Les journalistes du quotidien new-yorkais, et en particulier ses journalistes noirs, s’étaient mobilisés publiquement contre cette tribune, arguant sur Twitter que “la publication de cet article mettait en danger les reporters noirs” du journal.
La veille, c’est un rédacteur en chef du Philadelphia Inquirer qui avait démissionné de ses fonctions face à la bronca provoquée au sein de la rédaction par un article titré “Buildings Matter Too” [les bâtiments comptent aussi], référence malheureuse au slogan Black Lives Matter.
Au Pittsburgh Post-Gazette, c’est la mise à l’écart de deux journalistes noirs, la reporter Alexis Johnson et le photojournaliste Michael Santiago, qui se sont vu interdire d’aller couvrir les manifestations contre les violences policières, qui a mis le feu aux poudres. La première a été écartée après avoir été accusée de ne pas respecter la politique de neutralité du journal sur les réseaux sociaux et le second pour l’avoir soutenue sur les mêmes réseaux.
Le précédent de Ferguson
Pour le chroniqueur médias du New York Times, Ben Smith, un même événement fondateur éclaire ces récents remous. Tout a commencé “à Ferguson en 2014, lorsqu’une nouvelle génération de journalistes noirs se sont retrouvés à couvrir les émeutes qui ont éclaté après la mort de Michael Brown”, un jeune homme noir abattu par la police.

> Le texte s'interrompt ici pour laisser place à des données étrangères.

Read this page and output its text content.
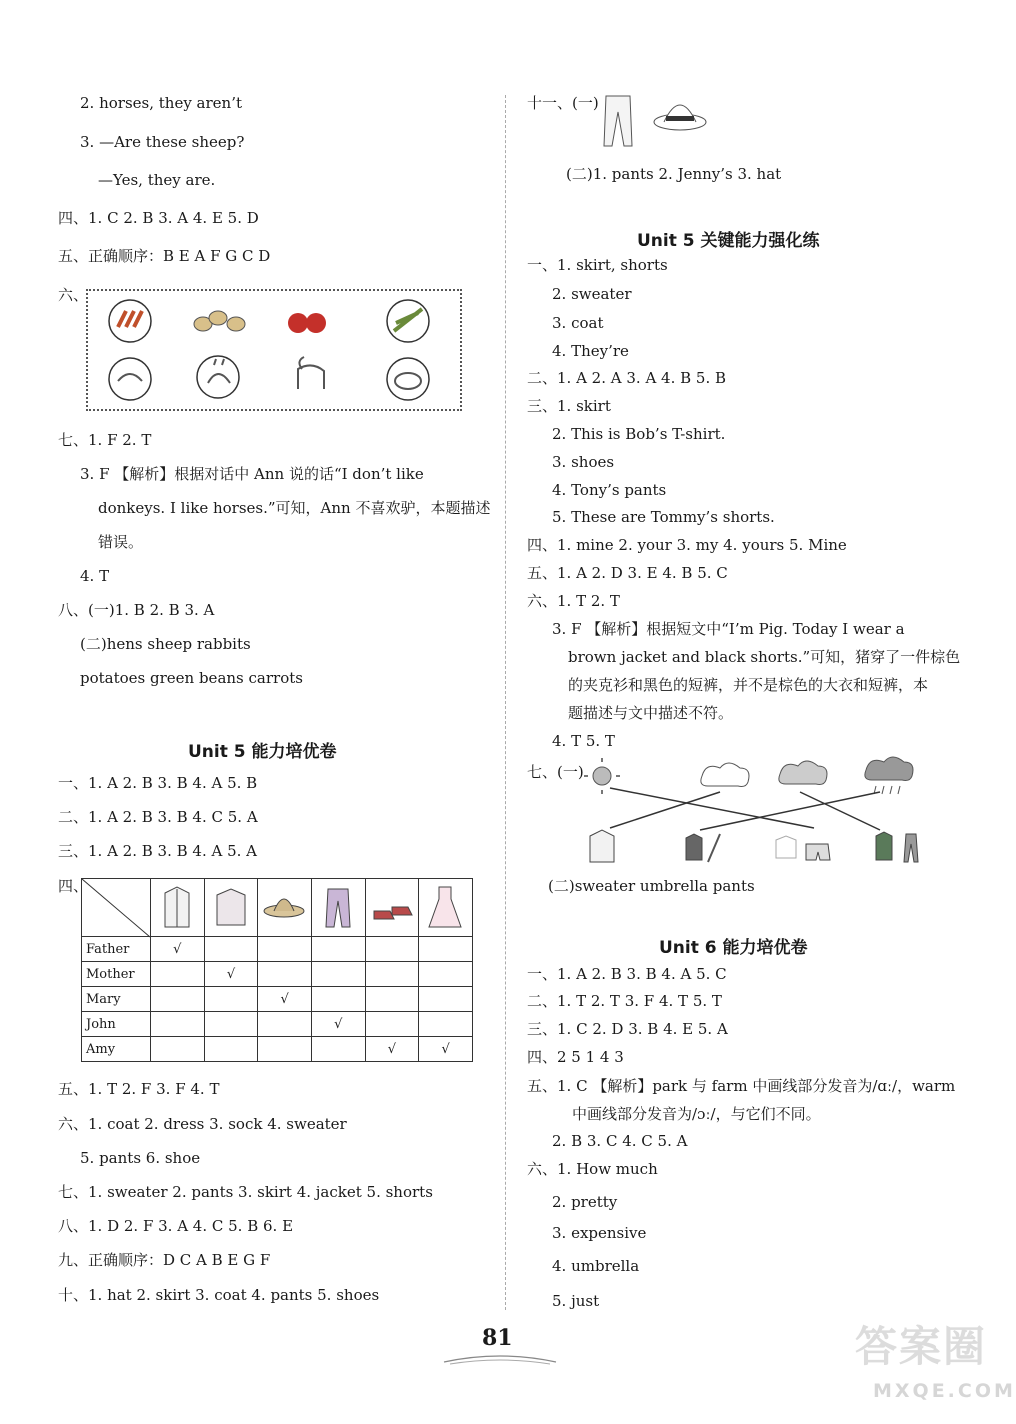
2. horses, they aren’t
3. —Are these sheep?
—Yes, they are.
四、1. C 2. B 3. A 4. E 5. D
五、正确顺序：B E A F G C D
六、
七、1. F 2. T
3. F 【解析】根据对话中 Ann 说的话“I don’t like
donkeys. I like horses.”可知，Ann 不喜欢驴，本题描述
错误。
4. T
八、(一)1. B 2. B 3. A
(二)hens sheep rabbits
potatoes green beans carrots
Unit 5 能力培优卷
一、1. A 2. B 3. B 4. A 5. B
二、1. A 2. B 3. B 4. C 5. A
三、1. A 2. B 3. B 4. A 5. A
四、

Father	√					
Mother		√				
Mary			√			
John				√		
Amy					√	√
五、1. T 2. F 3. F 4. T
六、1. coat 2. dress 3. sock 4. sweater
5. pants 6. shoe
七、1. sweater 2. pants 3. skirt 4. jacket 5. shorts
八、1. D 2. F 3. A 4. C 5. B 6. E
九、正确顺序：D C A B E G F
十、1. hat 2. skirt 3. coat 4. pants 5. shoes
十一、(一)
(二)1. pants 2. Jenny’s 3. hat
Unit 5 关键能力强化练
一、1. skirt, shorts
2. sweater
3. coat
4. They’re
二、1. A 2. A 3. A 4. B 5. B
三、1. skirt
2. This is Bob’s T-shirt.
3. shoes
4. Tony’s pants
5. These are Tommy’s shorts.
四、1. mine 2. your 3. my 4. yours 5. Mine
五、1. A 2. D 3. E 4. B 5. C
六、1. T 2. T
3. F 【解析】根据短文中“I’m Pig. Today I wear a
brown jacket and black shorts.”可知，猪穿了一件棕色
的夹克衫和黑色的短裤，并不是棕色的大衣和短裤，本
题描述与文中描述不符。
4. T 5. T
七、(一)
(二)sweater umbrella pants
Unit 6 能力培优卷
一、1. A 2. B 3. B 4. A 5. C
二、1. T 2. T 3. F 4. T 5. T
三、1. C 2. D 3. B 4. E 5. A
四、2 5 1 4 3
五、1. C 【解析】park 与 farm 中画线部分发音为/ɑː/，warm
中画线部分发音为/ɔː/，与它们不同。
2. B 3. C 4. C 5. A
六、1. How much
2. pretty
3. expensive
4. umbrella
5. just
81	答案圈
MXQE.COM
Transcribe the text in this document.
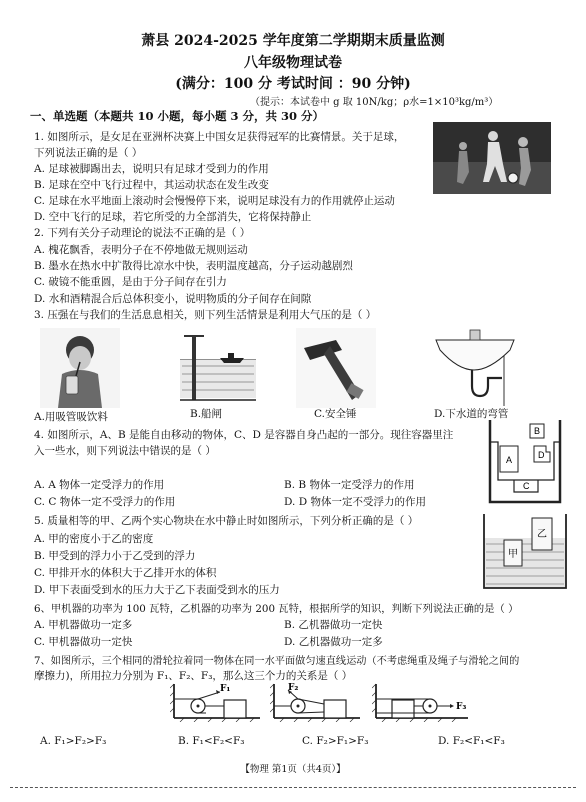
萧县 2024-2025 学年度第二学期期末质量监测
八年级物理试卷
(满分：100 分 考试时间 ：90 分钟)
（提示：本试卷中 g 取 10N/kg；ρ水=1×10³kg/m³）
一、单选题（本题共 10 小题，每小题 3 分，共 30 分）
1. 如图所示，是女足在亚洲杯决赛上中国女足获得冠军的比赛情景。关于足球，
下列说法正确的是（ ）
A. 足球被脚踢出去，说明只有足球才受到力的作用
B. 足球在空中飞行过程中，其运动状态在发生改变
C. 足球在水平地面上滚动时会慢慢停下来，说明足球没有力的作用就停止运动
D. 空中飞行的足球，若它所受的力全部消失，它将保持静止
2. 下列有关分子动理论的说法不正确的是（ ）
A. 槐花飘香，表明分子在不停地做无规则运动
B. 墨水在热水中扩散得比凉水中快，表明温度越高，分子运动越剧烈
C. 破镜不能重圆，是由于分子间存在引力
D. 水和酒精混合后总体积变小，说明物质的分子间存在间隙
3. 压强在与我们的生活息息相关，则下列生活情景是利用大气压的是（ ）
A.用吸管吸饮料	B.船闸	C.安全锤	D.下水道的弯管
4. 如图所示，A、B 是能自由移动的物体，C、D 是容器自身凸起的一部分。现往容器里注
入一些水，则下列说法中错误的是（ ）
A. A 物体一定受浮力的作用	B. B 物体一定受浮力的作用
C. C 物体一定不受浮力的作用	D. D 物体一定不受浮力的作用
A
B
D
C
5. 质量相等的甲、乙两个实心物块在水中静止时如图所示，下列分析正确的是（ ）
A. 甲的密度小于乙的密度
B. 甲受到的浮力小于乙受到的浮力
C. 甲排开水的体积大于乙排开水的体积
D. 甲下表面受到水的压力大于乙下表面受到水的压力
甲
乙
6、甲机器的功率为 100 瓦特，乙机器的功率为 200 瓦特，根据所学的知识，判断下列说法正确的是（ ）
A. 甲机器做功一定多	B. 乙机器做功一定快
C. 甲机器做功一定快	D. 乙机器做功一定多
7、如图所示，三个相同的滑轮拉着同一物体在同一水平面做匀速直线运动（不考虑绳重及绳子与滑轮之间的
摩擦力)，所用拉力分别为 F₁、F₂、F₃，那么这三个力的关系是（ ）
F₁	F₂
F₃
A. F₁>F₂>F₃	B. F₁<F₂<F₃	C. F₂>F₁>F₃	D. F₂<F₁<F₃
【物理 第1页（共4页）】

Ils ont alors été témoins de la brutalité avec laquelle les “tenants du pouvoir blancs traitaient les citoyens noirs pauvres, ce qui a durablement changé leur regard sur leur métier lorsqu’ils sont rentrés dans leurs rédactions”. Qui plus est, ces reporters noirs ont également été traités par la police avec la même violence que les manifestants.
Parmi eux, Wesley Lowery, un jeune journaliste prometteur du Washington Post, arrêté par la police à Ferguson. Il a fini par quitter le quotidien de la capitale fédérale en janvier 2020 en raison de désaccords persistants avec sa hiérarchie, notamment sur la question du racisme et de la liberté d’expression sur les réseaux sociaux.
Oublier la déférence face à Trump
Certaines des leçons apprises à Ferguson sur les questions raciales et sur l’expérience d’être un journaliste noir dans de telles circonstances “ont trouvé un prolongement avec l’arrivée de Trump au pouvoir” et la façon de couvrir sa présidence, souligne Ben Smith.
“Les reporters noirs ont alors été rejoints par d’autres journalistes qui se sont mis à faire pression en interne dans les salles de rédaction, mais aussi sur Twitter, en faveur de l’utilisation d’un langage plus direct et pour traiter avec moins de déférence un président” connus pour ses propos racistes et son mépris des institutions.
Pour Ben Smith, “ce changement de ton dans les médias américains, avec des journalistes osant employer un ton plus personnel pour dire leur vérité sans avoir peur de froisser les lecteurs conservateurs est désormais irréversible”.